Una cuantas manos se levantaron, pero titubeantes. La mía se quedó firmemente apoyada en la mesa. Sólo después supe lo mucho que le costaban a Robert los primeros días de clase de cualquier asignatura. Los dos éramos tímidos, cada uno a su manera, aunque él en clase lo disimulaba bastante bien.
—Como sabéis, no se necesita experiencia previa para esta asignatura. Es asimismo importante recordar que, en realidad, un pintor nunca deja de ser un principiante. —Esta frase fue un error, como bien podría haberle dicho yo; los universitarios detestan especialmente el trato condescendiente, y a los elementos feministas de la clase sin duda les habría ofendido ese «pintor» masculino en representación de todos los artistas (yo me incluía entre esos elementos, aunque en clase no era dada a abuchear en voz alta, como hacían algunas de las chicas que conocía). Era muy probable que Robert las pasara canutas en esta clase. Me dediqué a observarlo con creciente interés.

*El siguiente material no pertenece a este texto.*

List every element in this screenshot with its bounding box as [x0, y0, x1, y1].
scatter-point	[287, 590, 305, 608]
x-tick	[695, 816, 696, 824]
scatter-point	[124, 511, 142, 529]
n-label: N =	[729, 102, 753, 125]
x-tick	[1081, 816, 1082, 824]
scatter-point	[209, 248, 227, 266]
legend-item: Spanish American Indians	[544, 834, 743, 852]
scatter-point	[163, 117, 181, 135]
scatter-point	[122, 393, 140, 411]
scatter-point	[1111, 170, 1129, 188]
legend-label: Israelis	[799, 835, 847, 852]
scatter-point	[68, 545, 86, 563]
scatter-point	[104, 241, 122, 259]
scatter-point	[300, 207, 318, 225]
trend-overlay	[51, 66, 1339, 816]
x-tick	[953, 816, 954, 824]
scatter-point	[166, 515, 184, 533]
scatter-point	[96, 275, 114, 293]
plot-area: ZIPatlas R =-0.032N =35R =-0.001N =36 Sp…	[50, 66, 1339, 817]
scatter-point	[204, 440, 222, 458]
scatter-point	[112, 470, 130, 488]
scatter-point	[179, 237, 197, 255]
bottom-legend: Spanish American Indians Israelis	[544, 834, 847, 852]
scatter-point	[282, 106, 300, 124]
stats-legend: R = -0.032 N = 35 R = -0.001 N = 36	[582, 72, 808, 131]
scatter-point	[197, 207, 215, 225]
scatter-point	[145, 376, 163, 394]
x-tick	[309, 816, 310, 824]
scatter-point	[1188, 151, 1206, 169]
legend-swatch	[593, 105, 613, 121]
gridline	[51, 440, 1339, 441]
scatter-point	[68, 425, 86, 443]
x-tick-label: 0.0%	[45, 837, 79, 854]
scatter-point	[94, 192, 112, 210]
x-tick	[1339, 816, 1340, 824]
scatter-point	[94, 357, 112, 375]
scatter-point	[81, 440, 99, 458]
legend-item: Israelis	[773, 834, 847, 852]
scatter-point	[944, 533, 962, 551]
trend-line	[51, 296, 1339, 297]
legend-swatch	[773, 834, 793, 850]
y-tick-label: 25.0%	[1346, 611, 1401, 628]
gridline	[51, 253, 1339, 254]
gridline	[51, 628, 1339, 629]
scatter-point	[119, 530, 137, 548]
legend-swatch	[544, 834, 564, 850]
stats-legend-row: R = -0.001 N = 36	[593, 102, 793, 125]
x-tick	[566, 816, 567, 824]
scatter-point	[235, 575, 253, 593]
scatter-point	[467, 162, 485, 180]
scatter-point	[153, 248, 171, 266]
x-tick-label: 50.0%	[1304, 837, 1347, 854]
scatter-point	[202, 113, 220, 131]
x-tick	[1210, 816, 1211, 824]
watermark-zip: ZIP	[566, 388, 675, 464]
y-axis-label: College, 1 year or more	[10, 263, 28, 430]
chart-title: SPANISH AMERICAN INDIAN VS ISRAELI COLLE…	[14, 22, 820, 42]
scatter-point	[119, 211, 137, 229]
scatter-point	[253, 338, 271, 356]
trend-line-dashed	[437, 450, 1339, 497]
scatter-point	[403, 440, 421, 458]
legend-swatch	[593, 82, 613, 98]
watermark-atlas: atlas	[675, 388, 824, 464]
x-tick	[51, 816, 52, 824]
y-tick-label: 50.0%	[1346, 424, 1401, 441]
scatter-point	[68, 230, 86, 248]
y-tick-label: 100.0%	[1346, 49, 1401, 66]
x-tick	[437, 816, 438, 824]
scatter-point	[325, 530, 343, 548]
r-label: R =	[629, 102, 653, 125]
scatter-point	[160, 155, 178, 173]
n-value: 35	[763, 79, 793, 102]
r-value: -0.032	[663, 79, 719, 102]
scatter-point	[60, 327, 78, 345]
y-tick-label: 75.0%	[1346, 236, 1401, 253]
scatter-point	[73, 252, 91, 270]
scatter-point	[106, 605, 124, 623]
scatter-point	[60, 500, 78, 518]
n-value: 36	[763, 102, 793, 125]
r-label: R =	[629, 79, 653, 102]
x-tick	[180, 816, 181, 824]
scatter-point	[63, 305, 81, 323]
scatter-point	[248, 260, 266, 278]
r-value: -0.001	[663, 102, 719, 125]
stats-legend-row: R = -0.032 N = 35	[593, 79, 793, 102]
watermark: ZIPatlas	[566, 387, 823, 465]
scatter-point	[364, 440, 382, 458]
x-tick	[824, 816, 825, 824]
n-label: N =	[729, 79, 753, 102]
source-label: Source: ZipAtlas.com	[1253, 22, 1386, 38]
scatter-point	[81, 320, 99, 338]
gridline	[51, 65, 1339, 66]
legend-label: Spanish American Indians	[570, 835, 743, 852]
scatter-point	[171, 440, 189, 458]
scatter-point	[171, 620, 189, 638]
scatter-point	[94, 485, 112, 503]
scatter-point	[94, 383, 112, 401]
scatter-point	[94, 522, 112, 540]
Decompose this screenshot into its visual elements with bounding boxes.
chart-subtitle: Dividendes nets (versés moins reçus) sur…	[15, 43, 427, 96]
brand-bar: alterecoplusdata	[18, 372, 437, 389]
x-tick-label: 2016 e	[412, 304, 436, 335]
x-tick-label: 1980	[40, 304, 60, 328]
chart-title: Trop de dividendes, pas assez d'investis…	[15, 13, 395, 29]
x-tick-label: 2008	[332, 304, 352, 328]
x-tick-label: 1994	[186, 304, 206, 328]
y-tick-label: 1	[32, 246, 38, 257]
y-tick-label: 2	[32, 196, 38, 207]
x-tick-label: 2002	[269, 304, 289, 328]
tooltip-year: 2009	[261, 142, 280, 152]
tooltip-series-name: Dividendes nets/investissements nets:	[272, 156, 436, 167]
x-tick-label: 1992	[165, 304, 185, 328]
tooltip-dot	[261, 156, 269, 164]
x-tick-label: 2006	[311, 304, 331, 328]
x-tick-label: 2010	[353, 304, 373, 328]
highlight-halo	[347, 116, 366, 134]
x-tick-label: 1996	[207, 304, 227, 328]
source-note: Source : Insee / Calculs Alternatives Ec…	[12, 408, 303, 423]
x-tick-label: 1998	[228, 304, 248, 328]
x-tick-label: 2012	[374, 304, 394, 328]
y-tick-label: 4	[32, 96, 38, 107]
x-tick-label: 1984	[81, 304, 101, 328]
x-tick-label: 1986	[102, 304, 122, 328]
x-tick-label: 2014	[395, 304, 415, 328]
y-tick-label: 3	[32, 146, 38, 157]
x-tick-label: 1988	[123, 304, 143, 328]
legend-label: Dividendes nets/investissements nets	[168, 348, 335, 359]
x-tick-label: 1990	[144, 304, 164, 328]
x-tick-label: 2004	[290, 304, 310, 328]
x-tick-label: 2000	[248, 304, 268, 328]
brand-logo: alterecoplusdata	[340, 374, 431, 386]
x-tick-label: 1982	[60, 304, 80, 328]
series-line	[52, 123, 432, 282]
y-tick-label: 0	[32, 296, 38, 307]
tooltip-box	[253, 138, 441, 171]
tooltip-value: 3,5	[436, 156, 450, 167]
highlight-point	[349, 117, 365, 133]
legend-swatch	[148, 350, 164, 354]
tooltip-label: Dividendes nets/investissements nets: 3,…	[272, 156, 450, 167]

Pero ahora parecía haber cambiado de táctica. Tamborileó con los dedos sobre los libros que tenía delante y se sentó. Entrelazó sus manos manchadas de pintura como si se dispusiera a rezar. Suspiró.
—Siempre es difícil hablar del origen de la pintura. Si tomamos como referencia las pinturas rupestres europeas, la pintura es casi tan antigua como el ser humano. Vivimos en un universo de formas y colores, y naturalmente queremos reproducirlo… aunque los colores de nuestro mundo moderno son mucho más intensos desde que se inventó el color sintético. Tu camiseta, por ejemplo —asintió mirando a un chico que estaba enfrente de mí—. O, si me permites que use este ejemplo, tu pelo. —Sonrió hacia la chica de los mechones violetas, gesticulando ampliamente hacia ella con su mano grande, la mano del anillo. Todo el mundo se echó a reír, la chica sonrió orgullosa de oreja a oreja.
De pronto me sentí cómoda allí, me gustó la sensación de aquel comienzo de semestre, el olor a pintura, la luz del sol invernal entrando a raudales en el estudio, las hileras de caballetes esperando a recibir nuestros cuadros carentes de habilidad, y este hombre desaliñado pero, en cierto modo, elegante que se ofrecía a iniciarnos en todos los misterios del color, la luz y la forma. Sentada en su clase evoqué por un momento el placer que había experimentado en las clases de arte de bachillerato, que en el marco de las materias restantes que aquí estudiaba no venía a cuento, pero era un recuerdo importante ahora que las había retomado.